How Can My Kids Be Honor Roll Students and Still Not Read at Grade Level?
This interview was originally published in LA School Report.
Lluvia Saenz, whose three kids attend LA Unified’s Huntington Park Elementary, made sure she was in the district’s school board auditorium when the new superintendent, Austin Beutner, was announced. She wanted Beutner and the board members to hear directly from her why teachers need to be better trained to prepare students for state tests.
Her kids all receive what the school calls “achievement diplomas,” meaning their teachers chose them as top students in their class for outstanding academic achievement. But Saenz knows her kids are not meeting grade-level standards on their state tests.
“It’s no use if my kids are on the school’s honor roll if they are not proficient in reading and math. I feel like the school is taking advantage of me by making me believe my kids are learning, but the state evaluations show otherwise,” Saenz said in Spanish.
Last year’s test results on the state exams that students take in May—known as Smarter Balanced tests or CAASPP—showed that less than half—40 percent—of LA Unified students met or exceeded standards in English language arts. Only 30 percent did so in math.
Huntington Park Elementary’s test scores were even lower, below both LA Unified and state averages. Only 24 percent of the students in the third-, fourth-, and fifth-grades met or exceeded standards in English language arts; 29 percent did in math.

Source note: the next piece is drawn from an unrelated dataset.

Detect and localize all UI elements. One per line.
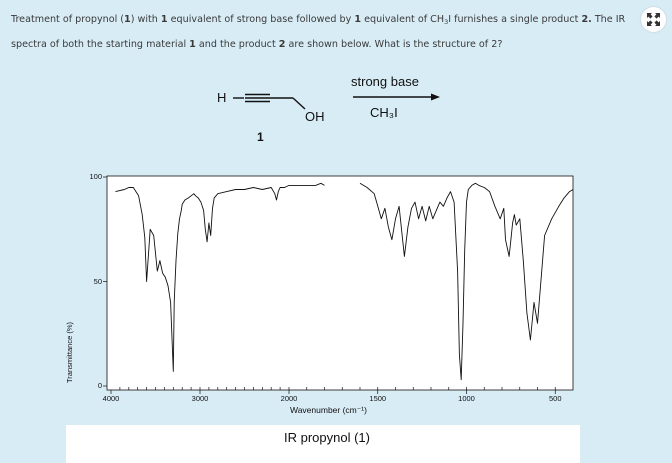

“In this district, it is rare that a school has the majority of their students getting proficiency levels in the SBAC tests. The kids are getting really low scores in these tests,” said Saenz, who is part of the English Learner Advisory Committee at the school and for the local district.
The LAUSD is not prepared to deal with so many students. They don’t have enough personnel to train teachers to work effectively with that many students. The district is not investing enough in training teachers to prepare the students so they can meet academic standards. If they don’t have well-trained teachers, we cannot expect they will properly prepare the students to do well on these tests.
I think the district is not giving enough funds for teachers to get more professional development. If a teacher doesn’t have good training, he cannot provide his students with the tools they need to learn according to the standards.
I can’t say my children are doing poorly in school, because they’re honor roll students. But the problem is that I can’t trust the grades they receive from their teachers when I see the SBAC results, and the scores they get show me that they are not proficient. I know that they are not reading proficiently, so I can’t trust the grades they get in school.
I would like him to follow the goal that Vivian Ekchian and Michelle King set for parents to be really involved in our schools. Ekchian let us set up groups to monitor our students’ academic progress and took our concerns into consideration. I really hope this new superintendent understands that we want to be directly involved in our kids’ education and that he values our input.